Administrator: “It’s neat, but we draw a socioeconomically and racially diverse student body and we’re focusing more on developing empathy and discussion across our differences.”
This was an administrator who attended ASU+GSV, the annual edtech confab in San Diego, CA. These were teachers who studied teaching at elite Bay Area institutions. These were students whose grown-ups entered them into a lottery for enrollment into this school. This is a forward-thinking school that’s an hour’s drive from Google’s headquarters.
None of them could muster more than a limp “🥴 it’s neat I guess” when asked about artificial intelligence, all of which I offer to you as data in case it helps you re-weight your mental model of teaching, learning, and technology.
I also wonder about the premium that traditional math instruction places on efficiency, what's the most efficient path from problem to solution? Like we're all sitting at our desks solving equations all day, and the boss is going to write us up if we don't hit our quota. And if a student solves an equation through guess-n-check (or, heaven forbid, GRAPHING) do they understand less than the student who solves it algorithmically? If it's an application question, I'd think the student who graphs a rising function and finds where it crashes through the horizontal line might actually have a better understanding than the student who's correctly following procedure without know what makes it the correct procedure.

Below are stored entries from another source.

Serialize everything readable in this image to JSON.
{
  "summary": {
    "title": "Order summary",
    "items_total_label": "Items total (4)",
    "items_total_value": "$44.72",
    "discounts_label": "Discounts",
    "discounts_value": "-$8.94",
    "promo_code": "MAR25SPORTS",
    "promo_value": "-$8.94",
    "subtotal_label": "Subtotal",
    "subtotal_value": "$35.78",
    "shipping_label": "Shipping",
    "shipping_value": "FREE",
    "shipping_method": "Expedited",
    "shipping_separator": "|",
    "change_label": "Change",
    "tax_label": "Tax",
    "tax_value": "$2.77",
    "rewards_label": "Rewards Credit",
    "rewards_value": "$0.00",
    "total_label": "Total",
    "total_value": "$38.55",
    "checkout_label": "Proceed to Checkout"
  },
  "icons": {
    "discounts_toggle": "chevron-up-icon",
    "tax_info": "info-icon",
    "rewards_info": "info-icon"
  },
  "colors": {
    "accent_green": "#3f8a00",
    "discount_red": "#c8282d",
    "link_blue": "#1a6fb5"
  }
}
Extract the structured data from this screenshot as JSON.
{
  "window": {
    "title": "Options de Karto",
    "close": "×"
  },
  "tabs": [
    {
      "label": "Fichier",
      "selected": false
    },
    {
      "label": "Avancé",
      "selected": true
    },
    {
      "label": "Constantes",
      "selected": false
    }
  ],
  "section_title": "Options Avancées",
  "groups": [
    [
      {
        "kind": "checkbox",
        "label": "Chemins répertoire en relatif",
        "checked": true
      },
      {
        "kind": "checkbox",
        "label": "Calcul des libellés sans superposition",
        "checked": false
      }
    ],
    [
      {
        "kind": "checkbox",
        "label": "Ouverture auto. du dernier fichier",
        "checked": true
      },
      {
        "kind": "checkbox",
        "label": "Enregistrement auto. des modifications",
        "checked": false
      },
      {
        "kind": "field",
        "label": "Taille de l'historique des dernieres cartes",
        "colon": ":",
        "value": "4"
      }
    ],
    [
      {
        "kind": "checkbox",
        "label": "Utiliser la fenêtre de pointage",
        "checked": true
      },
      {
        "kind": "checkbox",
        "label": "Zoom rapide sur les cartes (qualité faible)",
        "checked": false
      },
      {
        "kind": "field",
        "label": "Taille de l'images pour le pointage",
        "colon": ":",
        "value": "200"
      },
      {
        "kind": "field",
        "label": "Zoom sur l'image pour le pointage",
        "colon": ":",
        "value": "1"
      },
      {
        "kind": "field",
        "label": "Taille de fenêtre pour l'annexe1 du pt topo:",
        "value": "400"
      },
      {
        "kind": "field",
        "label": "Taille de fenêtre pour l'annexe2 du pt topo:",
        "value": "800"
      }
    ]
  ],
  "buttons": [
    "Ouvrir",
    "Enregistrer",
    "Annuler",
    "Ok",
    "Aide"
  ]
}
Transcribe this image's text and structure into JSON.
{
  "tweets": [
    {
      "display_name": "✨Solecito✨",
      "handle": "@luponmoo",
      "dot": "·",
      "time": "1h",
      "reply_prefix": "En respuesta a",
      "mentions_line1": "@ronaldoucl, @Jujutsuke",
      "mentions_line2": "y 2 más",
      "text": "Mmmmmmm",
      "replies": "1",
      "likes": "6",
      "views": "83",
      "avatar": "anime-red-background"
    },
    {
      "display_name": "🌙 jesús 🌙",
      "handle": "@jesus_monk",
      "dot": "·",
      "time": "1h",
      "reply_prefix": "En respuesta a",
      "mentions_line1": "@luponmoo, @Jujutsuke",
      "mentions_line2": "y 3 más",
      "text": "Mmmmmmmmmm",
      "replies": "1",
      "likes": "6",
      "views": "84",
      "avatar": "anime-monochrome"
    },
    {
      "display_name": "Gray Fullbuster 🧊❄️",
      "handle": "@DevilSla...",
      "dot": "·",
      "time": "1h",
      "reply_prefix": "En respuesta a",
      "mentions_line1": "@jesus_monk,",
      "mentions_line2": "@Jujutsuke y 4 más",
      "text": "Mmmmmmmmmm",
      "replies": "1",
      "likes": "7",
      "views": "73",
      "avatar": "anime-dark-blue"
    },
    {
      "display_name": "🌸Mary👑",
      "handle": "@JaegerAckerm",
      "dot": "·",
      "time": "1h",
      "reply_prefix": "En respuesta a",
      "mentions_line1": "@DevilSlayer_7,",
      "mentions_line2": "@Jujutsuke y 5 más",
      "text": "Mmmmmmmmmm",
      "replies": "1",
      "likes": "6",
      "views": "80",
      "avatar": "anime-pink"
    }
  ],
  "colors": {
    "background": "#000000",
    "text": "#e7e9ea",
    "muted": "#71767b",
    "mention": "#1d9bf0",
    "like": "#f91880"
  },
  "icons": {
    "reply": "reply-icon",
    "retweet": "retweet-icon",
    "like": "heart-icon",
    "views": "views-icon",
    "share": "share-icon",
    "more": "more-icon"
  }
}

Yes, one thing I've always liked about the Desmos Classroom activities I've used (and that I try to do in the Desmos activities I write myself) is that you show consequences rather than green checkmarks and red x's. Here's a line, what's the equation? Student enters an equation, and it graphs the thing, so they can see for themselves whether their equation matches the line. If it doesn't it's not a BAD equation, it's just not the particular equation we're looking for at this moment. Set it aside, maybe we'll find a use for it later.